Even in Rome herself, the very mother of the Church, the pressures of worldly circumstance never ceased to weigh upon the city's bishop. Back in the sixth century, armies dispatched from Constantinople had invaded Italy and restored to the empire its ances­tral heartland. 'The ancient and lesser Rome' had been incorporated into the dominion of 'the later, more powerful city',
33
and her bishop had humbly acknowledged himself the subject of the far-off emperor. A Byzantine governor had moved into the city of Ravenna, on the Adriatic coast, administering as a province the emperor's conquests in northern Italy, the Eternal City included; Byzantine titles and gew­gaws had been lavished upon the Roman aristocracy; Byzantine fashions had become all the rage. The bishop himself, every time he celebrated a Mass, would pray for his absent master in Constantinople. Every time he wrote a letter, he would date it by an emperor's regnal year.

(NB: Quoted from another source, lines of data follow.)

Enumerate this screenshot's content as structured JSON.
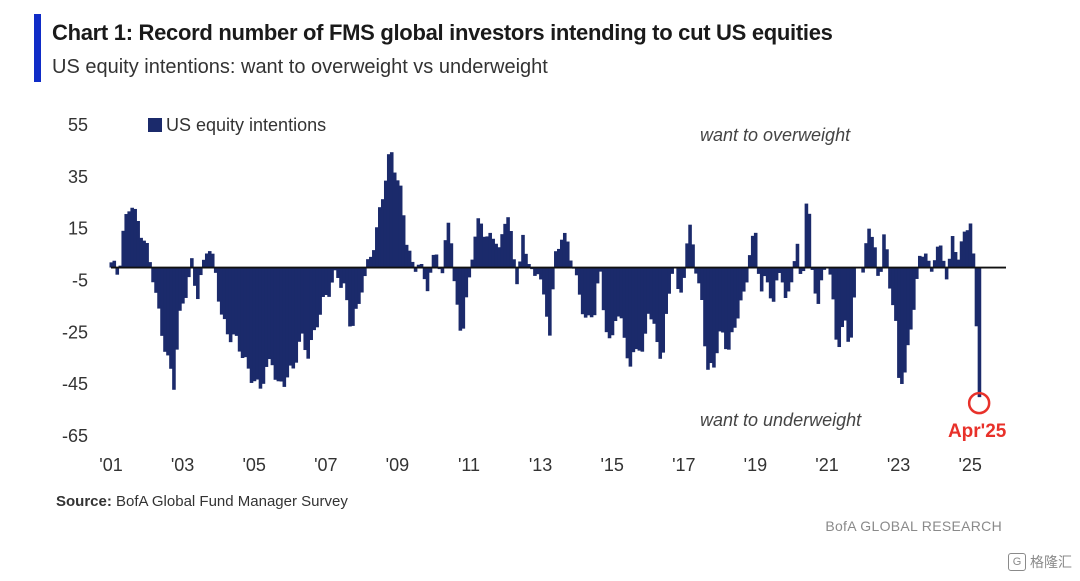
{
  "header": {
    "title": "Chart 1: Record number of FMS global investors intending to cut US equities",
    "subtitle": "US equity intentions: want to overweight vs underweight"
  },
  "footer": {
    "source_label": "Source:",
    "source_text": "BofA Global Fund Manager Survey",
    "brand": "BofA GLOBAL RESEARCH",
    "watermark": "格隆汇",
    "watermark_icon": "G"
  },
  "colors": {
    "bar": "#1b2a6b",
    "accent": "#0f2cc7",
    "highlight": "#e8312a"
  },
  "chart_data": {
    "type": "bar",
    "legend": "US equity intentions",
    "legend_position": "top-left",
    "ylim": [
      -65,
      55
    ],
    "yticks": [
      55,
      35,
      15,
      -5,
      -25,
      -45,
      -65
    ],
    "baseline": 0,
    "xlim": [
      2001.0,
      2026.0
    ],
    "xticks": [
      {
        "label": "'01",
        "year": 2001
      },
      {
        "label": "'03",
        "year": 2003
      },
      {
        "label": "'05",
        "year": 2005
      },
      {
        "label": "'07",
        "year": 2007
      },
      {
        "label": "'09",
        "year": 2009
      },
      {
        "label": "'11",
        "year": 2011
      },
      {
        "label": "'13",
        "year": 2013
      },
      {
        "label": "'15",
        "year": 2015
      },
      {
        "label": "'17",
        "year": 2017
      },
      {
        "label": "'19",
        "year": 2019
      },
      {
        "label": "'21",
        "year": 2021
      },
      {
        "label": "'23",
        "year": 2023
      },
      {
        "label": "'25",
        "year": 2025
      }
    ],
    "annotations": [
      {
        "text": "want to overweight"
      },
      {
        "text": "want to underweight"
      },
      {
        "text": "Apr'25",
        "year": 2025.25,
        "value": -50
      }
    ],
    "series_keypoints": [
      [
        2001.0,
        2
      ],
      [
        2001.2,
        -5
      ],
      [
        2001.35,
        14
      ],
      [
        2001.55,
        28
      ],
      [
        2001.75,
        18
      ],
      [
        2001.95,
        8
      ],
      [
        2002.15,
        -3
      ],
      [
        2002.4,
        -22
      ],
      [
        2002.6,
        -36
      ],
      [
        2002.75,
        -46
      ],
      [
        2002.9,
        -22
      ],
      [
        2003.1,
        -8
      ],
      [
        2003.25,
        3
      ],
      [
        2003.4,
        -10
      ],
      [
        2003.55,
        -2
      ],
      [
        2003.7,
        8
      ],
      [
        2003.9,
        -1
      ],
      [
        2004.1,
        -18
      ],
      [
        2004.3,
        -26
      ],
      [
        2004.5,
        -30
      ],
      [
        2004.8,
        -38
      ],
      [
        2005.0,
        -42
      ],
      [
        2005.15,
        -47
      ],
      [
        2005.3,
        -42
      ],
      [
        2005.5,
        -37
      ],
      [
        2005.65,
        -45
      ],
      [
        2005.9,
        -41
      ],
      [
        2006.1,
        -40
      ],
      [
        2006.3,
        -28
      ],
      [
        2006.5,
        -32
      ],
      [
        2006.75,
        -20
      ],
      [
        2006.95,
        -14
      ],
      [
        2007.1,
        -10
      ],
      [
        2007.3,
        -1
      ],
      [
        2007.5,
        -6
      ],
      [
        2007.7,
        -24
      ],
      [
        2007.9,
        -18
      ],
      [
        2008.0,
        -8
      ],
      [
        2008.2,
        4
      ],
      [
        2008.4,
        14
      ],
      [
        2008.6,
        28
      ],
      [
        2008.8,
        44
      ],
      [
        2008.95,
        38
      ],
      [
        2009.1,
        30
      ],
      [
        2009.25,
        12
      ],
      [
        2009.45,
        -4
      ],
      [
        2009.6,
        2
      ],
      [
        2009.8,
        -8
      ],
      [
        2009.95,
        3
      ],
      [
        2010.1,
        6
      ],
      [
        2010.25,
        -4
      ],
      [
        2010.45,
        21
      ],
      [
        2010.6,
        -10
      ],
      [
        2010.8,
        -24
      ],
      [
        2010.95,
        -10
      ],
      [
        2011.1,
        6
      ],
      [
        2011.3,
        18
      ],
      [
        2011.5,
        12
      ],
      [
        2011.7,
        15
      ],
      [
        2011.85,
        4
      ],
      [
        2011.95,
        14
      ],
      [
        2012.05,
        21
      ],
      [
        2012.2,
        8
      ],
      [
        2012.35,
        -4
      ],
      [
        2012.5,
        12
      ],
      [
        2012.65,
        4
      ],
      [
        2012.8,
        -8
      ],
      [
        2012.95,
        0
      ],
      [
        2013.1,
        -14
      ],
      [
        2013.25,
        -22
      ],
      [
        2013.4,
        4
      ],
      [
        2013.6,
        12
      ],
      [
        2013.75,
        7
      ],
      [
        2013.9,
        2
      ],
      [
        2014.1,
        -10
      ],
      [
        2014.3,
        -22
      ],
      [
        2014.5,
        -18
      ],
      [
        2014.65,
        -2
      ],
      [
        2014.8,
        -20
      ],
      [
        2014.95,
        -30
      ],
      [
        2015.1,
        -16
      ],
      [
        2015.3,
        -26
      ],
      [
        2015.5,
        -40
      ],
      [
        2015.7,
        -26
      ],
      [
        2015.85,
        -34
      ],
      [
        2016.0,
        -16
      ],
      [
        2016.2,
        -28
      ],
      [
        2016.4,
        -36
      ],
      [
        2016.55,
        -10
      ],
      [
        2016.7,
        4
      ],
      [
        2016.85,
        -12
      ],
      [
        2017.0,
        -5
      ],
      [
        2017.2,
        20
      ],
      [
        2017.35,
        -4
      ],
      [
        2017.5,
        -10
      ],
      [
        2017.65,
        -42
      ],
      [
        2017.85,
        -38
      ],
      [
        2018.05,
        -24
      ],
      [
        2018.25,
        -30
      ],
      [
        2018.5,
        -18
      ],
      [
        2018.7,
        -12
      ],
      [
        2018.85,
        8
      ],
      [
        2019.0,
        14
      ],
      [
        2019.15,
        -8
      ],
      [
        2019.3,
        -4
      ],
      [
        2019.5,
        -16
      ],
      [
        2019.7,
        2
      ],
      [
        2019.85,
        -14
      ],
      [
        2020.0,
        -2
      ],
      [
        2020.15,
        8
      ],
      [
        2020.3,
        -10
      ],
      [
        2020.45,
        32
      ],
      [
        2020.55,
        4
      ],
      [
        2020.75,
        -14
      ],
      [
        2020.9,
        2
      ],
      [
        2021.0,
        0
      ],
      [
        2021.15,
        -12
      ],
      [
        2021.3,
        -34
      ],
      [
        2021.5,
        -18
      ],
      [
        2021.65,
        -30
      ],
      [
        2021.85,
        4
      ],
      [
        2022.0,
        -6
      ],
      [
        2022.15,
        18
      ],
      [
        2022.3,
        10
      ],
      [
        2022.45,
        -4
      ],
      [
        2022.6,
        14
      ],
      [
        2022.75,
        -8
      ],
      [
        2022.9,
        -20
      ],
      [
        2023.0,
        -44
      ],
      [
        2023.15,
        -40
      ],
      [
        2023.3,
        -26
      ],
      [
        2023.45,
        -10
      ],
      [
        2023.6,
        2
      ],
      [
        2023.75,
        6
      ],
      [
        2023.9,
        -4
      ],
      [
        2024.05,
        12
      ],
      [
        2024.2,
        6
      ],
      [
        2024.35,
        -4
      ],
      [
        2024.5,
        8
      ],
      [
        2024.65,
        4
      ],
      [
        2024.8,
        12
      ],
      [
        2024.95,
        20
      ],
      [
        2025.05,
        14
      ],
      [
        2025.12,
        -4
      ],
      [
        2025.2,
        -36
      ],
      [
        2025.25,
        -50
      ]
    ]
  }
}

And yet a sense of his own dignity never left him. Although exces­sive uppitiness might on occasion be punished by exile or threats of execution, the pre-eminence of Rome's bishop as 'the head of all Churches' was something that had been long and ringingly pro­claimed by Byzantine law.
34
Despite his best efforts, not even the Patriarch of Constantinople, leader of the Church in the empire's very capital, had been able convincingly to rival it. Small wonder, then, that this authority should increasingly have tempted ambitious bishops in Rome to set themselves up as masters in their own city. They were, after all, at a gratifyingly distant remove from the emperor's actual person - and the same crisis that in the seventh century had inspired Methodius's prophecies of a last Roman emperor had served only to widen that remove. Greece had been infiltrated by savage barbarians from the North; the sea lanes preyed upon by corsairs; communica­tions between Italy and Constantinople rendered perilous in the extreme. Byzantine officials in Rome, turning ever more native by the year, had fallen into the habit of obeying their bishop rather than the governor in Ravenna - and the bishop himself into the habit of issu­ing them with commands.

Perhaps a measure of imperiousness would have come naturally to any man who dwelt in a palace, the Lateran, that had originally been a grant from the Emperor Constantine, and who ruled as the effective master of the former mistress of the world. Early in the eighth century, indeed, plans were being drawn up - although never completed - to build him a second residence on the Palatine Hill: a site so associated with the age of the emperors that the very word 'palace' echoed it. Yet the bishops of Rome did not derive their authority merely from the legacy of the imperial past. Their patri­mony was something infinitely more awesome - indeed, so they proudly asserted, the most awesome of all time. Christ Himself, in naming Peter as His rock, had given to him the keys of heaven, with the power of binding and loosing souls everywhere on earth - and Peter, before his martyrdom, had ruled as the very first bishop of Rome.
35
A trust more mystical and dreadful could hardly have been imagined. Peter's successors, proclaiming themselves the apostle's
'vicarii’,
or 'deputies', had long since laid claim to it as their own. In Constantinople, where it was the emperor who believed himself entrusted by God with the leadership of the Church, this cut pre­dictably little ice: by the early eighth century, doctrines were being laid down by imperial fiat in the teeth of howls of protest from Rome.